The Chickenpox Vaccine
I got the chickenpox, also known as varicella, as a child. I have a few scars on my head from it, but otherwise I’m unscathed. My mom stayed home with me and my two siblings for a week or so while we were sick, which could not have been easy. Had she been working outside of the home, it would have been a financial stress, too.
What’s worse is the risk of shingles, a side effect of getting the chickenpox. My mom got shingles several times later in life, as did my aunt and my grandma, who got shingles while in the hospital in the last month of her life. Once you get chickenpox, the virus lays dormant in your body for years, ultimately presenting itself as shingles, especially when you’re weak and your immune system is fighting off something else. My mom has told me that it’s a very painful experience that can last a long time. Thinking of my grandma, who couldn’t speak at the time, having to deal with shingles on top of everything else fills me with immense sadness. So it came as no surprise to me that my mom got the vaccine for shingles as soon as it was available. I will too, as soon as I qualify for it.
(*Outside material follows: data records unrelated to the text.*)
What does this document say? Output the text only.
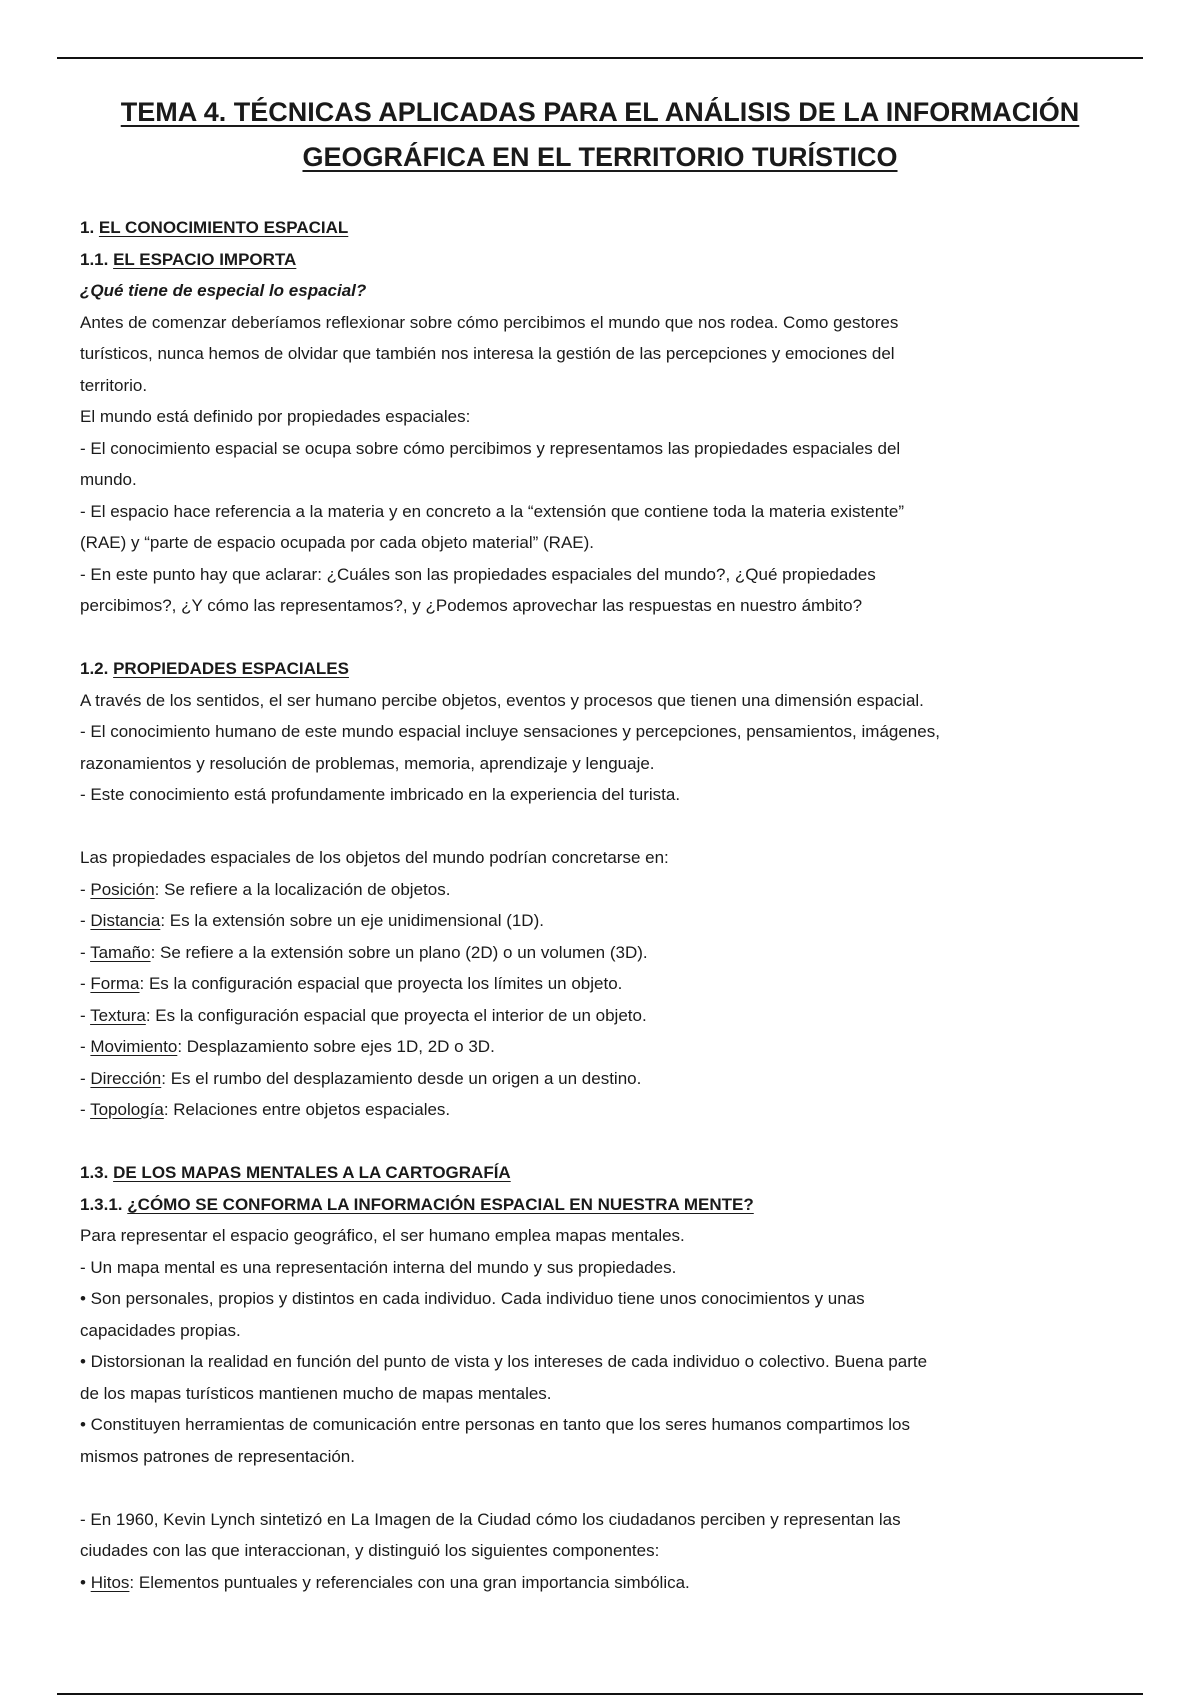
TEMA 4. TÉCNICAS APLICADAS PARA EL ANÁLISIS DE LA INFORMACIÓN
GEOGRÁFICA EN EL TERRITORIO TURÍSTICO
1. EL CONOCIMIENTO ESPACIAL
1.1. EL ESPACIO IMPORTA
¿Qué tiene de especial lo espacial?
Antes de comenzar deberíamos reflexionar sobre cómo percibimos el mundo que nos rodea. Como gestores
turísticos, nunca hemos de olvidar que también nos interesa la gestión de las percepciones y emociones del
territorio.
El mundo está definido por propiedades espaciales:
- El conocimiento espacial se ocupa sobre cómo percibimos y representamos las propiedades espaciales del
mundo.
- El espacio hace referencia a la materia y en concreto a la “extensión que contiene toda la materia existente”
(RAE) y “parte de espacio ocupada por cada objeto material” (RAE).
- En este punto hay que aclarar: ¿Cuáles son las propiedades espaciales del mundo?, ¿Qué propiedades
percibimos?, ¿Y cómo las representamos?, y ¿Podemos aprovechar las respuestas en nuestro ámbito?
1.2. PROPIEDADES ESPACIALES
A través de los sentidos, el ser humano percibe objetos, eventos y procesos que tienen una dimensión espacial.
- El conocimiento humano de este mundo espacial incluye sensaciones y percepciones, pensamientos, imágenes,
razonamientos y resolución de problemas, memoria, aprendizaje y lenguaje.
- Este conocimiento está profundamente imbricado en la experiencia del turista.
Las propiedades espaciales de los objetos del mundo podrían concretarse en:
- Posición: Se refiere a la localización de objetos.
- Distancia: Es la extensión sobre un eje unidimensional (1D).
- Tamaño: Se refiere a la extensión sobre un plano (2D) o un volumen (3D).
- Forma: Es la configuración espacial que proyecta los límites un objeto.
- Textura: Es la configuración espacial que proyecta el interior de un objeto.
- Movimiento: Desplazamiento sobre ejes 1D, 2D o 3D.
- Dirección: Es el rumbo del desplazamiento desde un origen a un destino.
- Topología: Relaciones entre objetos espaciales.
1.3. DE LOS MAPAS MENTALES A LA CARTOGRAFÍA
1.3.1. ¿CÓMO SE CONFORMA LA INFORMACIÓN ESPACIAL EN NUESTRA MENTE?
Para representar el espacio geográfico, el ser humano emplea mapas mentales.
- Un mapa mental es una representación interna del mundo y sus propiedades.
• Son personales, propios y distintos en cada individuo. Cada individuo tiene unos conocimientos y unas
capacidades propias.
• Distorsionan la realidad en función del punto de vista y los intereses de cada individuo o colectivo. Buena parte
de los mapas turísticos mantienen mucho de mapas mentales.
• Constituyen herramientas de comunicación entre personas en tanto que los seres humanos compartimos los
mismos patrones de representación.
- En 1960, Kevin Lynch sintetizó en La Imagen de la Ciudad cómo los ciudadanos perciben y representan las
ciudades con las que interaccionan, y distinguió los siguientes componentes:
• Hitos: Elementos puntuales y referenciales con una gran importancia simbólica.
Chickenpox itself carries risk, as its complications are quite severe. So given the choice between a) the low-risk vaccine for chickenpox or b) the risk of chickenpox that could have complications and would require a vaccine later in life to avoid shingles, it was a pretty easy choice to vaccinate my son.
The flu shot
The most common argument I hear against the flu shot is “well, it doesn’t work”. That’s not true. It may not prevent everyone from getting the flu, but it does work, because it saves lives. I look back to this last flu season which was particularly deadly: even though we were all vaccinated, I was still worried that my kid would get the flu and would require hospitalization, similar to dozens of children in our area. But since he was vaccinated, I knew that he had the best shot of remaining healthy and that if he did get the flu his symptoms would be less severe.
When we hear that “the flu shot only worked in 48% of cases”, that’s STILL 48% of cases that it prevented, which is better than 0 cases that are prevented when no one is vaccinated. And make no mistake about it: the flu can be deadly. In my home state of California, over 150 people died from the flu this last season, including young children. And since you cannot get the flu from the flu shot (because the flu virus in the shot is inactive), the risk associated with the shot is quite low.
Vaccines are one of the best disease prevention tools we have
Children today receive more shots than their parents did, but it’s for good reason. Today we can protect against more diseases than ever before. The current vaccine schedule actually protects again more diseases, with far fewer antigens. Though you might think of the chickenpox and the flu as ‘not that bad,’ these diseases can be painful, can have serious complications, even death. These vaccinations are important for our health, so parents should adhere to the schedules recommended by their pediatricians.